Excel/Word/Mail Merge question

I have an Excel (I’m running Excel 2002, if that matters) spreadsheet with names and addresses and I need to print envelopes from them. Here’s the catch.

Each address takes up two rows. It looks like this:

1 Street Address
2 City, State Zip

Like this:
A B
1 Street Address
2 City, State Zip Name

The recipient’s name is in a separate column, in the same row as City, State Zip.

I had planned on using Word to create a mail merge document and then just run the merge. Of course, Word thinks that each row is a separate record. So I need to either:

  1. Merge pairs of rows preferably as a batch; or
  2. Figure out a way to get Word to treat two records as one recipient.

It seems like this should be easy, but it’s not happening for me. Can anyone help?

Did you set up your spreadsheet with each column holding a unique piece of data such as this:

FirstName | LastName | Street | City | State | Zip

Each row of data makes up one record.

With Word, your form should look like this:

<FirstName> <LastName>
<Street>
<City>, <State> <Zip>
Lost? The Help function in Word is pretty good.

How many names do you have? You should edit the spreadsheet so that the city/state/ZIP is in another column.

I mean by using a formula, not by retyping anything.

There is no way to tell Word to treat 2 Excel rows as one record.

You have to reformat the spreadsheet so that each row is an individual record. It shouldn’t be too hard, though. Use lots of “=” formulas.

I didn’t create it. I inherited it. Had I set it up, I would have done it the way you indicate.

600 names.

PERL is your friend.

I do this kind of crap for a living. If you want to send it to me, I can fix it for you. It will take about 5 minutes. E-mail is in my profile.

Hey, thanks.

He wasn’t kidding. It is done. :smiley:

Mods, you may lock this thread.

Thanks Shagnasty.

Shagnasty, out of curiousity, how did you do it? I would probably have done =concatenate and then do a text-to-columns. Am wondering if there’s a quicker way for that many names. (I have quicker ways for just a few names for 600 it would be too much work.)

yes, Shag, can you share, please?

The parts of the address were on two different rows. I simply went to the cells next to the part that was already entered and pulled in the parts in the right order.

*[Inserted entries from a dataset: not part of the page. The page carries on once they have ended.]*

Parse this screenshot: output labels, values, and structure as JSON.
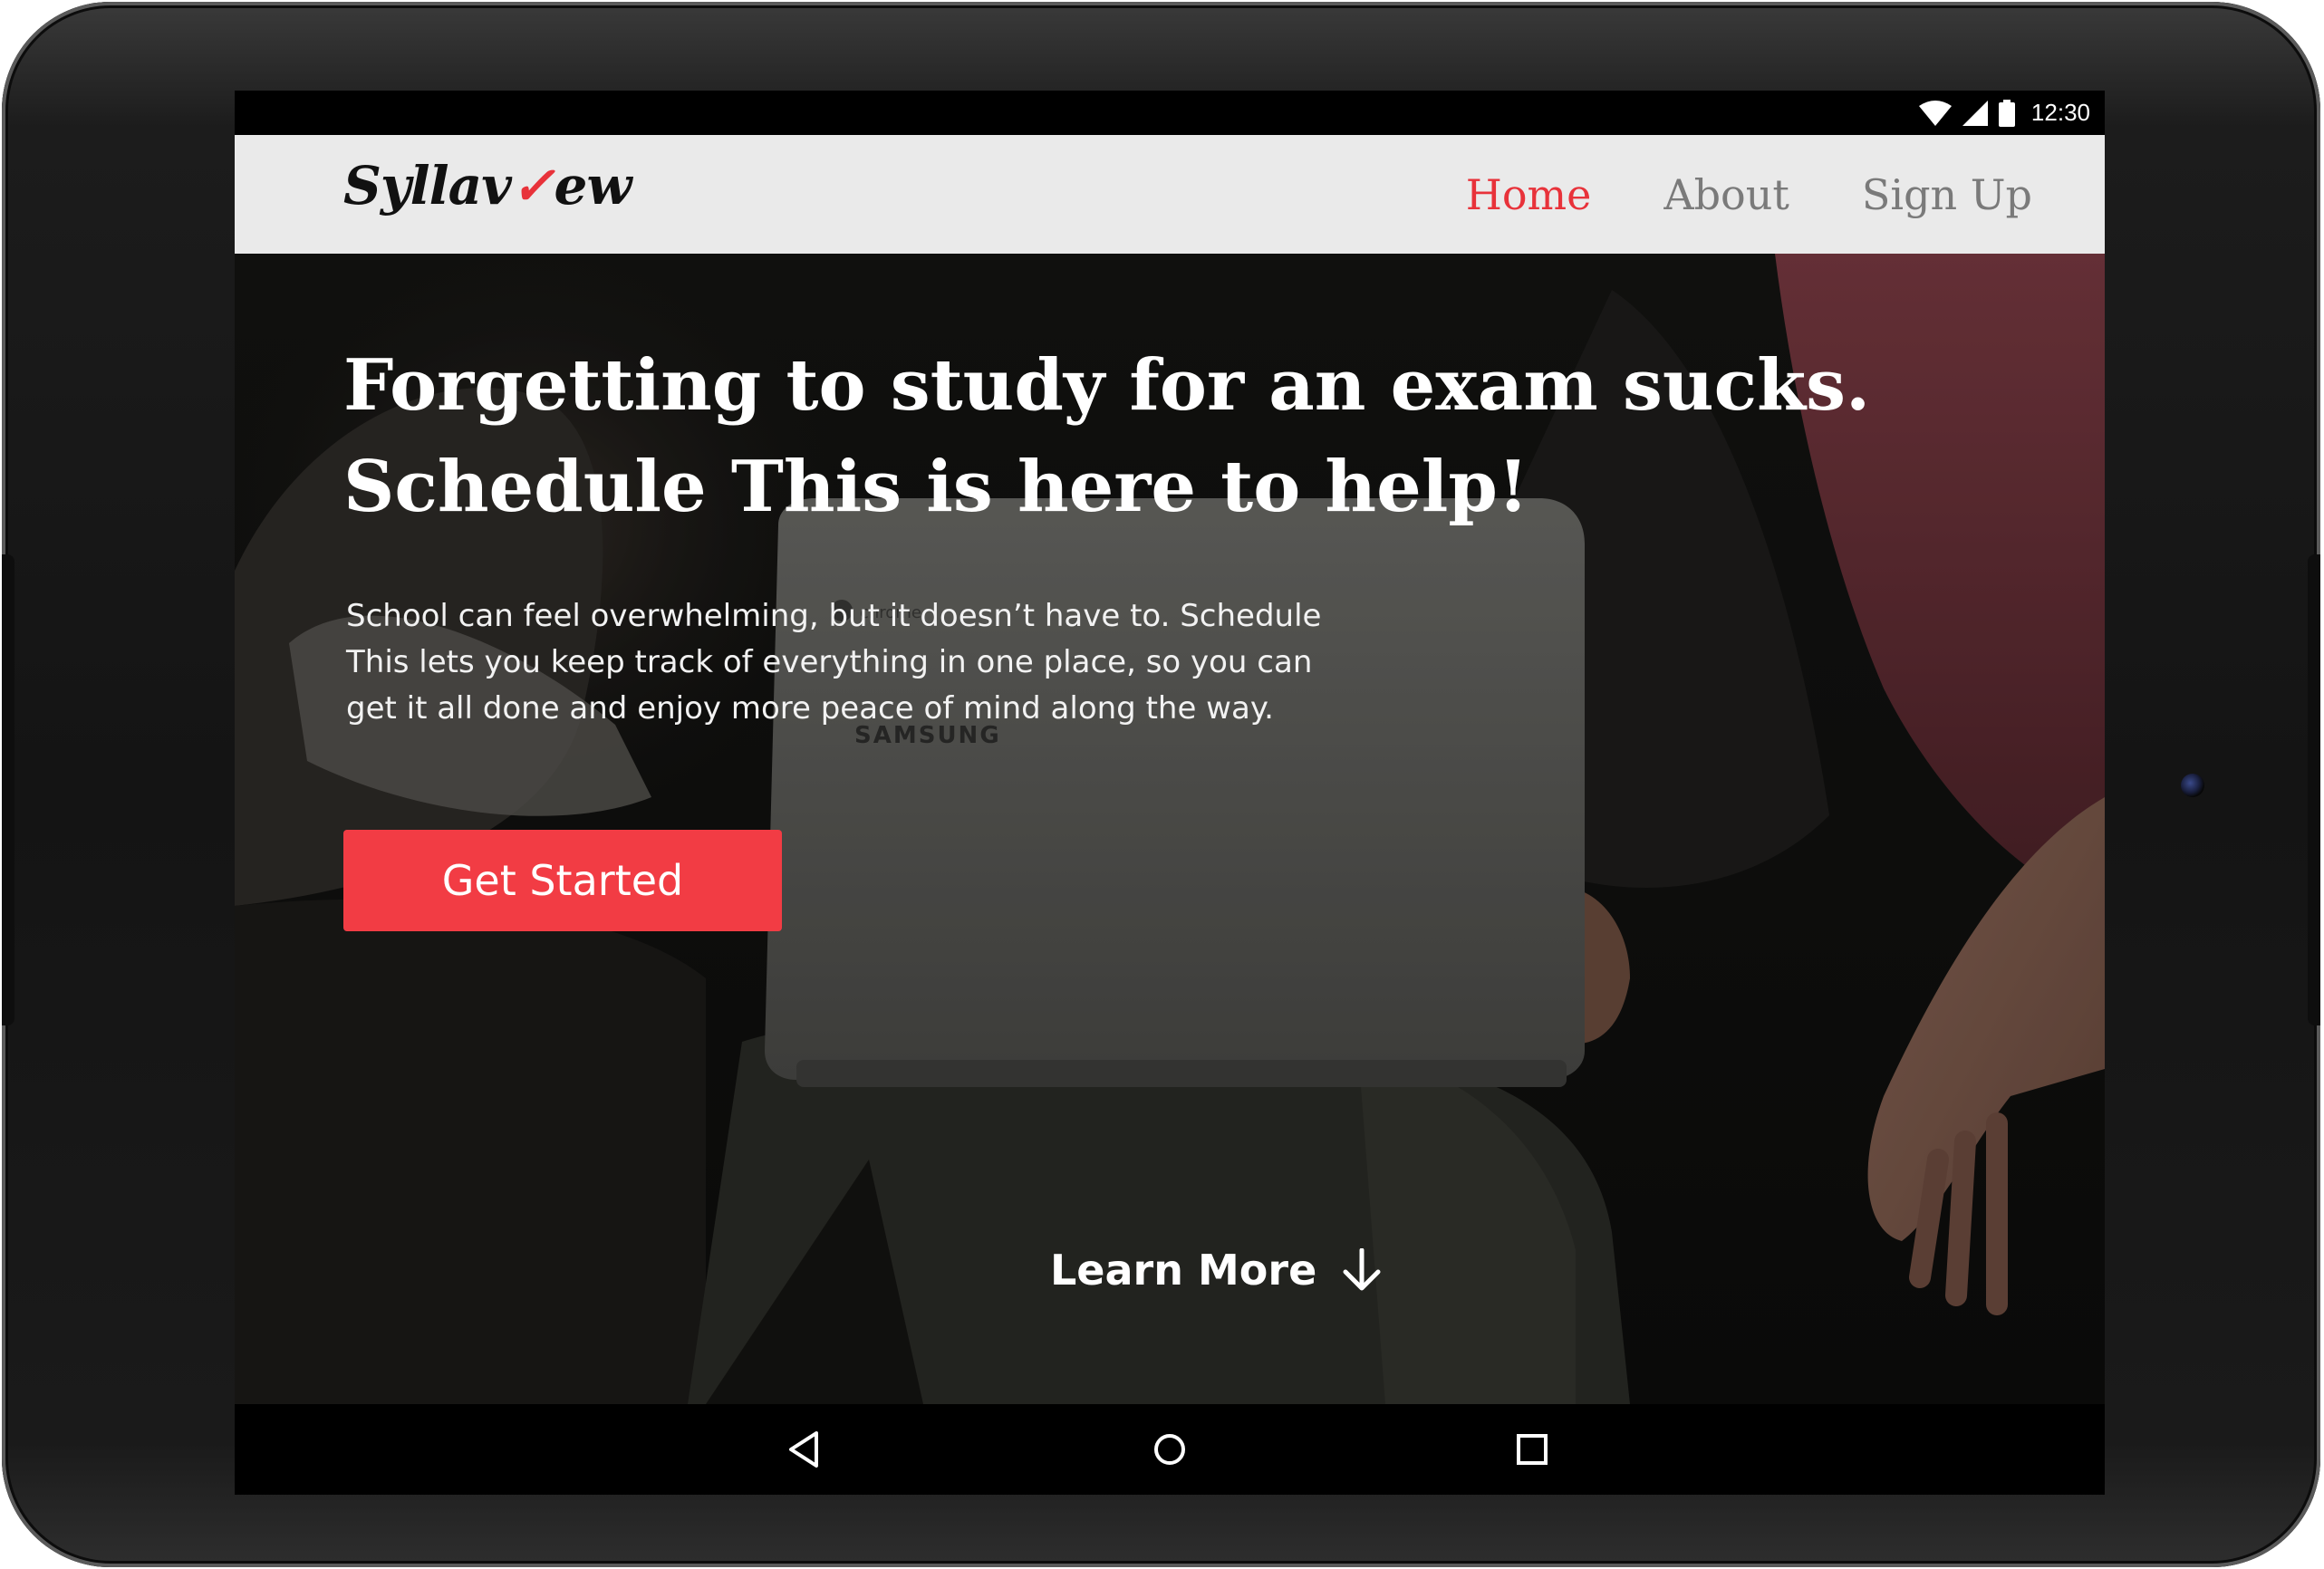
{
  "status_bar": {
    "time": "12:30",
    "icons": [
      "wifi-icon",
      "cell-signal-icon",
      "battery-icon"
    ]
  },
  "navbar": {
    "logo": {
      "prefix": "Syllav",
      "mark": "✓",
      "suffix": "ew"
    },
    "links": [
      {
        "label": "Home",
        "active": true
      },
      {
        "label": "About",
        "active": false
      },
      {
        "label": "Sign Up",
        "active": false
      }
    ]
  },
  "hero": {
    "headline_line1": "Forgetting to study for an exam sucks.",
    "headline_line2": "Schedule This is here to help!",
    "subtext": "School can feel overwhelming, but it doesn’t have to. Schedule This lets you keep track of everything in one place, so you can get it all done and enjoy more peace of mind along the way.",
    "cta_label": "Get Started",
    "learn_more_label": "Learn More",
    "laptop_brand": "SAMSUNG",
    "laptop_os": "chrome"
  },
  "system_nav": {
    "buttons": [
      "back-icon",
      "home-icon",
      "recents-icon"
    ]
  },
  "colors": {
    "accent": "#f23c44",
    "nav_active": "#e8323a",
    "navbar_bg": "#eaeaea"
  }
}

I am making this up from memory. The address is in column A, B, and C but A is down one row from B, and C. I just went to the cells next to it and entered:

(d2) =A3
(e2) = b2
(f2) = c2

I filled that down all the way. That will create half the cells that are correct and the other half that are just crap parts from the way the data is set up.

Highlight all the new cells with formulas, select Copy, and then Paste Special - Values. This turns the cells into text rather than the results of formulas. This is necessary for the next steps.

I was curious what it would take to seperate the bad half from the good half. A simple sort on a junk data cell took care of that easy as pie. The good addresses came to the top.

Manually delete the garbage cells and you’re done. Total Time: 4 minutes.

I just looked at the OP again and my cell references that I just listed are different than they really were.

The technique is exactly the same tough.

  1. Just get the data into other cells in the right order.
  2. Fill all the formulas down.
  3. Turn it to text instead of formulas.
  4. Figure out a way to identify the good and the bad. Some type of sort usually works.
  5. Delete the bad stuff.

I have to do this type of thing all the time. It is quite useful.

That’s the other way I thought of doing it.

Isn’t Excel fun? I love it. And I’m not even an accountant!

Obviously, Shagnasty excels at this sort of thing.